Although the QC police have twice asked the courts for a warrant to search the PCIJ office, court officials are denying such applications were made. Neither is there a paper trail to show that the first application made last Friday had been denied.
PCIJ lawyer Sandra Marie Coronel told a Senate inquiry today that Branch 76 of the QC-RTC has denied there were such proceedings. Atty. Coronel was at the QC-RTC following up another case yesterday when she saw elements of the QC police with sound engineer and police asset Jonathan Tiongco applying for the search warrant against PCIJ. She returned to the court today to get copies of the warrant, only to be told there was no such thing.
“Despite the fact that I personally saw the policemen and Mr. Tiongco undergo proceedings on their application for a search warrant, I confirmed today that the statement of the court is that there was never any application. They now claim that there was no application whatsoever for any search warrant against Sheila Coronel and the PCIJ,” Atty. Coronel said at a Senate hearing this afternoon.
What is as bizarre, said Atty. Coronel, was that there was also no record of a warrant having been applied for and denied last Friday, when an application was first made by the QC police. “I likewise checked insofar as the application for a search warrant that was confirmed by a police informant to have been made and denied last Friday and there is likewise no record of any such application,” Coronel said.
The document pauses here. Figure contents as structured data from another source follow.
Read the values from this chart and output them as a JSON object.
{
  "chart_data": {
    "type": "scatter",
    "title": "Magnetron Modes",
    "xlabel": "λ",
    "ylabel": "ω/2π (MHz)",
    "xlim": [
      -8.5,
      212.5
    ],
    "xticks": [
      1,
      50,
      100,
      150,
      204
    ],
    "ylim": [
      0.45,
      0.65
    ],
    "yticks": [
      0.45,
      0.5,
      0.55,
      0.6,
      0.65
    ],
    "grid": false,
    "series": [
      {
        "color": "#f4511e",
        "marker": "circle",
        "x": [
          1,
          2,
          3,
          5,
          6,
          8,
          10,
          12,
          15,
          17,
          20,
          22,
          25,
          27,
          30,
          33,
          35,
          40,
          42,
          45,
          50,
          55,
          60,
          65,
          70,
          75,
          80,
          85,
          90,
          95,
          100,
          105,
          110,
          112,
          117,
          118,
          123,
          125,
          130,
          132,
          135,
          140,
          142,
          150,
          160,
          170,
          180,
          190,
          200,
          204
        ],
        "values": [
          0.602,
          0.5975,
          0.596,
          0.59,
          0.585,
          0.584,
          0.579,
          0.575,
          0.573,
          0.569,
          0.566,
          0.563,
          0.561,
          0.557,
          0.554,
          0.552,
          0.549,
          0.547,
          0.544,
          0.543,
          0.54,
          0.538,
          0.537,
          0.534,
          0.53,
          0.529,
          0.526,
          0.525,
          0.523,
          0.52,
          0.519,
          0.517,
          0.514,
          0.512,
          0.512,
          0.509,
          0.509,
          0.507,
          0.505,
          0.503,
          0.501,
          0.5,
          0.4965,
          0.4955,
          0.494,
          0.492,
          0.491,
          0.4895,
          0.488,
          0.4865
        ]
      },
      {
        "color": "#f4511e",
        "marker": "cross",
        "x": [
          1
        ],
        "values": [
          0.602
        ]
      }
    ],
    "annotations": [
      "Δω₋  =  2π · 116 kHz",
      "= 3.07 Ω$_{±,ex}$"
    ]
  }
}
“Is there something strange out there happening?” asked Senator Rodolfo Biazon who raised questions about the warrant.
Biazon kept repeating, “This is strange.” That it would happen in the courts, where “redress of wrongs can be provided resolution,” means that the country is in deep trouble, added Biazon who said that the police could be forum-shopping or searching for a court that would grant them their request.
Yet the court seemed to be saying something else to other people. GMA-7 quoted the clerk of court of Branch 76 saying an application for a search warrant had not been granted because it was past office hours.
The mystery over the supposed search warrant has left PCIJ in the dark, its staff harassed, and stressed and the Center’s time taken away from investigative reporting, said PCIJ executive director Sheila Coronel. “PCIJ does not know when and if a search warrant will be issued. What we do know is that there is no basis for such a warrant.”
Meantime, Biazon also commented on Jonathan Tiongco, who had previously filed a libel suit against an article in the PCIJ blog and one of those bent on having the PCIJ office searched. “Tiongco seems to be everywhere,” Biazon noted. “Recently this guy sent me letter offering me his services to participate in the technical determination of the authenticity of the tapes and examination of voices in the tapes.”
Sheila Coronel informed the court that Tiongco was a police agent, and showed the Senate committee a copy of Tiongco’s identification card indicating he was a member of the Monitoring Group of the Intelligence Division of the PNP’s Special Operations Group Jericho. The copy of Tiongco’s I.D. card was submitted by his wife Rona, who in November asked the court to stop PCIJ from publishing an article in the PCIJ blog that she claimed made unsubstantiated statements against her husband and intruded into her private life.